ABSTRACT
Natural attenuation of petroleum hydrocarbons in groundwater has been extensively investigated (Davis et al., 1999 and Wiedemeier et al., 1999). Here, for the first time, the sustainability of natural attenuation processes acting on contaminant plumes associated with large and complex Light Non-Aqueous Phase Liquid (LNAPL) source zones in a coastal carbonate aquifer where methanogenesis is the dominant degradation process. The research was complicated by multiple LNAPL source zones, variable groundwater recharge rates and a layered sand aquifer which sustains vertically-downward migration to an underlying limestone unit through a separating clay aquitard.

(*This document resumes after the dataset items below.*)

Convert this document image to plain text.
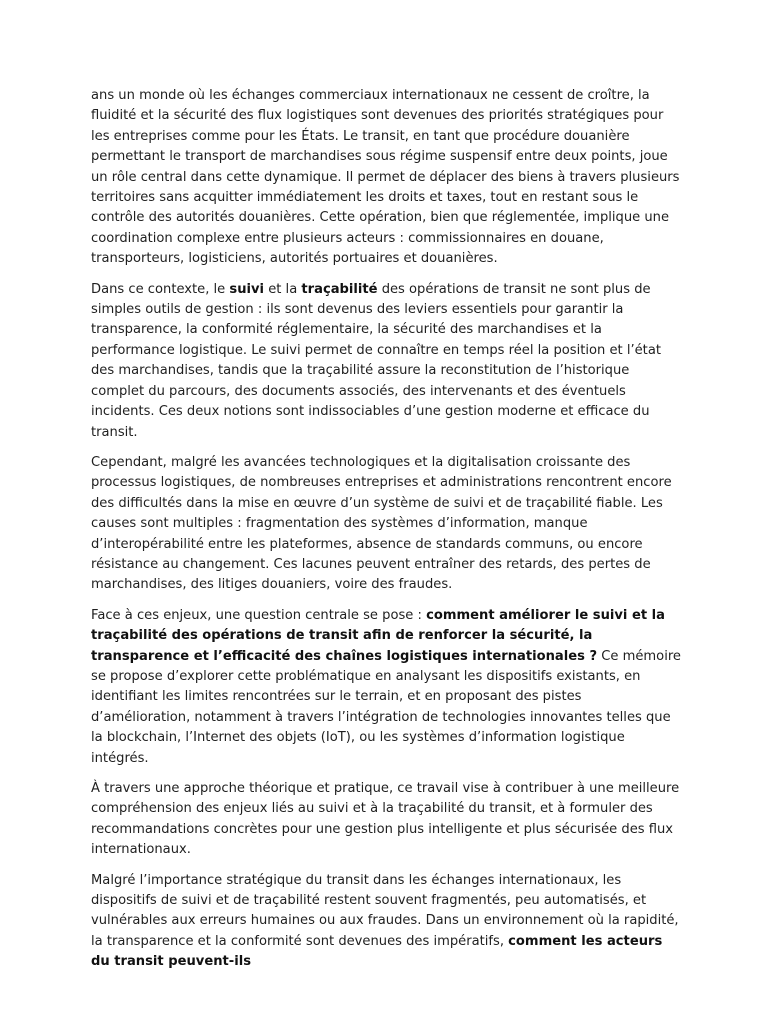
ans un monde où les échanges commerciaux internationaux ne cessent de croître, la fluidité et la sécurité des flux logistiques sont devenues des priorités stratégiques pour les entreprises comme pour les États. Le transit, en tant que procédure douanière permettant le transport de marchandises sous régime suspensif entre deux points, joue un rôle central dans cette dynamique. Il permet de déplacer des biens à travers plusieurs territoires sans acquitter immédiatement les droits et taxes, tout en restant sous le contrôle des autorités douanières. Cette opération, bien que réglementée, implique une coordination complexe entre plusieurs acteurs : commissionnaires en douane, transporteurs, logisticiens, autorités portuaires et douanières.

Dans ce contexte, le suivi et la traçabilité des opérations de transit ne sont plus de simples outils de gestion : ils sont devenus des leviers essentiels pour garantir la transparence, la conformité réglementaire, la sécurité des marchandises et la performance logistique. Le suivi permet de connaître en temps réel la position et l’état des marchandises, tandis que la traçabilité assure la reconstitution de l’historique complet du parcours, des documents associés, des intervenants et des éventuels incidents. Ces deux notions sont indissociables d’une gestion moderne et efficace du transit.

Cependant, malgré les avancées technologiques et la digitalisation croissante des processus logistiques, de nombreuses entreprises et administrations rencontrent encore des difficultés dans la mise en œuvre d’un système de suivi et de traçabilité fiable. Les causes sont multiples : fragmentation des systèmes d’information, manque d’interopérabilité entre les plateformes, absence de standards communs, ou encore résistance au changement. Ces lacunes peuvent entraîner des retards, des pertes de marchandises, des litiges douaniers, voire des fraudes.

Face à ces enjeux, une question centrale se pose : comment améliorer le suivi et la traçabilité des opérations de transit afin de renforcer la sécurité, la transparence et l’efficacité des chaînes logistiques internationales ? Ce mémoire se propose d’explorer cette problématique en analysant les dispositifs existants, en identifiant les limites rencontrées sur le terrain, et en proposant des pistes d’amélioration, notamment à travers l’intégration de technologies innovantes telles que la blockchain, l’Internet des objets (IoT), ou les systèmes d’information logistique intégrés.

À travers une approche théorique et pratique, ce travail vise à contribuer à une meilleure compréhension des enjeux liés au suivi et à la traçabilité du transit, et à formuler des recommandations concrètes pour une gestion plus intelligente et plus sécurisée des flux internationaux.

Malgré l’importance stratégique du transit dans les échanges internationaux, les dispositifs de suivi et de traçabilité restent souvent fragmentés, peu automatisés, et vulnérables aux erreurs humaines ou aux fraudes. Dans un environnement où la rapidité, la transparence et la conformité sont devenues des impératifs, comment les acteurs du transit peuvent-ils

Multilevel Samplers (MLS) were sampled over three years to characterise the distribution of the multicomponent hydrocarbon groundwater plume and geochemical indicators. A transient three-dimensional site-wide groundwater model was constructed, and alternative hydrogeological models were studied to identify the most plausible conceptual model generating the observed plume behavior and biogeochemical response. Hydrogeological and hydrochemical information were integrated into a two-dimensional cross-sectional reactive transport model assuming a multi-component dissolving NAPL source; using PHT3D (Frommer et al., 2003) for a selected 2D depth transect along the main flow direction. Physical transport and reactive model parameters were constrained using the chemical concentrations observed in the field. Over 100 calibration trials were undertaken.
Scenario-modelling showed that discontinuities in the clay aquitard could sustain the necessary vertical gradients without expressing as "sinks" in site-scale water table contour maps. Despite uncertainties, the reactive transport simulations were able to reproduce the general features of the observed MLS data. Toluene and the xylene isomers were virtually degraded within the LNAPL source area. Consistent with observed data, simulations showed sulphate was consumed at the plume fringe, and bicarbonate and methane were produced within the plume core. Steep gradients illustrated the effect of low dispersion coefficients. The reactive transport simulations show that calcium was consumed and calcite precipitated under methanogenic conditions. Methanogenesis accounted for 84% of the mass removed by biodegradation, while the remainder was due to sulphate reduction. Calcite appears to precipitate during hydrocarbon biodegradation due to the high concentration of bicarbonate and sulphate In the groundwater. This behavior differs from previously reported studies. The hydrocarbon plume in this study was evidently stable in its extent and the degradation reactions appeared sustainable.